As it stands now the deal would set aside up to $17 billion specifically to pay for principal reductions and other relief for up to one million borrowers who are behind on their payments but owe more than their houses are currently worth. The deal would also provide checks for about $2,000 to roughly 750,000 who lost homes to foreclosure.

Less than two weeks ago, Florida’s attorney general, Pam Bondi, blasted states that wouldn’t sign on to the settlement. But now it looks as though the holdouts had it right in forcing tougher terms on the financial institutions.

Last week, Bondi watched her own foreclosure-mill investigation fall apart when an appeals court denied her request to take an adverse ruling to the state Supreme Court.

Her office had been trying to investigate David J. Stern, whose Plantation law firm churned out an astounding 200 foreclosure cases per day on average at the height of the housing crisis, and several other law firms.

The strategy, however, was to use the Florida Deceptive and Unfair Trade Practices Act. The act governs trade and commerce, but was unclear whether it covers law firms. In December, the state’s 4th District Court of Appeals ruled that it doesn’t — and last week the court punctuated that ruling by saying the AG couldn’t appeal to the Supreme Court.

Now the future of the prosecutions is in doubt. As reporter Kimberly Miller put it in the Palm Beach Post: “More than a year and a half after the investigations were announced during a news conference convened by former Attorney General Bill McCollum, [Assistant Attorneys General Theresa] Edwards and [June] Clarkson have been fired, two of the firms have closed, and it is debatable whether there is a legal path to hold the Florida firms accountable.”

Some critics think Bondi is crying crocodile tears over the cases’ disarray. Other avenues are available to prosecutors, so why insist that this court ruling ties kills fraud investigations? “An unbelievable bit of chutzpah,” said the progressive Firedoglake blog.

Of course, there’s a long history of government institutions dragging their feet or looking the other way when it comes to foreclosure fraud. A great case history was provided in Sunday’s New York Times by the redoubtable business reporter Gretchen Morgenson. She told the story of Nye Lavalle, a Naples businessman who suspected he’d been fleeced when his family lost a home to foreclosure in the 1990s. Lavalle began investigating the mortgage industry and sent a load of evidence of improprieties — including shenanigans at the Stern law office — to mortgage giant Fanny Mae. That was back in 2003 and 2005.

Morgenson writes:

In hindsight, what he found looks like a blueprint of today’s foreclosure crisis. Even then, Mr. Lavalle discovered, some loan-servicing companies that worked for Fannie Mae routinely filed false foreclosure documents, not unlike the fraudulent paperwork that has since made “robo-signing” a household term. Even then, he found, the nation’s electronic mortgage registry was playing fast and loose with the law — something that courts have belatedly recognized, too.

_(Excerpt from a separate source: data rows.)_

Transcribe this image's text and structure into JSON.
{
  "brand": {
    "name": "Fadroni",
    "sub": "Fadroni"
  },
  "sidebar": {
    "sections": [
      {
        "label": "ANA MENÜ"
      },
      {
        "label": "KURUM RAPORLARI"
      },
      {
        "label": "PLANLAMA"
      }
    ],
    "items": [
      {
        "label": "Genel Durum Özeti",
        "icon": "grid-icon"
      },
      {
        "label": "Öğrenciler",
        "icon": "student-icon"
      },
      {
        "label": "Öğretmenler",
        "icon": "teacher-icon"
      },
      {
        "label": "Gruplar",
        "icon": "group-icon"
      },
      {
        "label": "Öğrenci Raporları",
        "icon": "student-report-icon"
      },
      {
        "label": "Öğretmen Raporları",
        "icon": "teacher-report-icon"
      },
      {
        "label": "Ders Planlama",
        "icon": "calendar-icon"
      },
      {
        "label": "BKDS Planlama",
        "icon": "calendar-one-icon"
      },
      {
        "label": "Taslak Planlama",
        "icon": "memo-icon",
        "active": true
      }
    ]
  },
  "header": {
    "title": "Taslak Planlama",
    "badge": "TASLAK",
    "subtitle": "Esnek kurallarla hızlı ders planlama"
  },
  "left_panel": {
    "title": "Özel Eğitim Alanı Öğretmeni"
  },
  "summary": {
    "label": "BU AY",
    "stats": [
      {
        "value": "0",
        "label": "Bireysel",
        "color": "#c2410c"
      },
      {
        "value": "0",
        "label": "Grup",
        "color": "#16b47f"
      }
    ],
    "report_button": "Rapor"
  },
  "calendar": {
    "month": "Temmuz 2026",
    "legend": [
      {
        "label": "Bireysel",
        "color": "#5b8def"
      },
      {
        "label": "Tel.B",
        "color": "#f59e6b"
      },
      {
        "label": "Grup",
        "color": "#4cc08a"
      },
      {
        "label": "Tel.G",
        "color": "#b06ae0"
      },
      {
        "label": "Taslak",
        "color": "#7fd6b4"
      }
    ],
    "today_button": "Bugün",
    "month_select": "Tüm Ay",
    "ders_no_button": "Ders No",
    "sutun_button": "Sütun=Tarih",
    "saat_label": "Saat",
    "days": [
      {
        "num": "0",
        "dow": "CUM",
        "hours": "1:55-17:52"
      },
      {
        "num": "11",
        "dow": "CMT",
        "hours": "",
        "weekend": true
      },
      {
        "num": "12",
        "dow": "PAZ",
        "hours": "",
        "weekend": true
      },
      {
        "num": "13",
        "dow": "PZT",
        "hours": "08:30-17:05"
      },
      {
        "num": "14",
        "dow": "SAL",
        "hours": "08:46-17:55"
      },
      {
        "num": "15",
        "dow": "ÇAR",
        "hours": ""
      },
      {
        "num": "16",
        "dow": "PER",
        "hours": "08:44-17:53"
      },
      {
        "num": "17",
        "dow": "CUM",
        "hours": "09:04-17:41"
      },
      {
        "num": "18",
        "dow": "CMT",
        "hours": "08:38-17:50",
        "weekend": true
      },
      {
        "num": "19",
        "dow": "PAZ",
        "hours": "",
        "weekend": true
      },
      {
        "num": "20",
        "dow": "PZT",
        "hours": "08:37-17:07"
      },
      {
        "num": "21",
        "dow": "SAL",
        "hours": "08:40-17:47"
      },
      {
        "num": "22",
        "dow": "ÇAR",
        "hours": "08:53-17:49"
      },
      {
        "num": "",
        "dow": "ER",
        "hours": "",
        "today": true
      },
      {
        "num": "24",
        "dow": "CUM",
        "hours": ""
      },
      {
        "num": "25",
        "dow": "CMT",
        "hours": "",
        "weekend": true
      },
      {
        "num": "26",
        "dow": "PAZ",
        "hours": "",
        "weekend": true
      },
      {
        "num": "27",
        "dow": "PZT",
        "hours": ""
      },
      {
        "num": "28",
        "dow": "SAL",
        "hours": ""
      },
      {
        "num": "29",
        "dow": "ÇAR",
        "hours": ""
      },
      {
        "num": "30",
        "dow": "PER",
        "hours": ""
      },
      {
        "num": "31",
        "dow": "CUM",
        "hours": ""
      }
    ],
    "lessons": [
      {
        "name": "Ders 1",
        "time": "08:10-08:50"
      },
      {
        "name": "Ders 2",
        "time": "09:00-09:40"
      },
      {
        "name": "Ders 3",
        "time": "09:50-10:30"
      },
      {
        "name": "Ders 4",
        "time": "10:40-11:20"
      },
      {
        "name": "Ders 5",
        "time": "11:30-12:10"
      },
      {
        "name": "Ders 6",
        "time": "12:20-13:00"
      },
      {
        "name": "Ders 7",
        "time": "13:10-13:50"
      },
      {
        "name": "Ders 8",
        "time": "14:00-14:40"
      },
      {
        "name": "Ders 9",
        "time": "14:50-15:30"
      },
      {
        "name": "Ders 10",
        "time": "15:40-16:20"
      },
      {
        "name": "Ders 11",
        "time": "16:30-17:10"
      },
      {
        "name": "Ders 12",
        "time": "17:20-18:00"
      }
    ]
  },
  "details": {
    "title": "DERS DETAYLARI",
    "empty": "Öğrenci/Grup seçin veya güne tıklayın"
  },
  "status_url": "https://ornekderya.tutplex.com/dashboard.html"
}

In 2006, Fannie Mae’s lawyers wrote a 147-page report corroborating most of Lavalle’s findings. But they didn’t act on what they found. They didn’t make the report public. They didn’t even send a copy to Lavalle. He didn’t even know the report existed — until a few weeks ago when Morgenson informed him.

It’s a story of epic blindness. A must-read.

Lavalle, by the way, now works as an expert witness, advising lawyers in Orlando and Boca Raton. He told Morgenson: “From my own personal experience and 20 years of research and investigation, nothing — and I mean nothing — that a bank, lender, loan servicer or their lawyer says or puts on paper can be trusted and accepted as true.”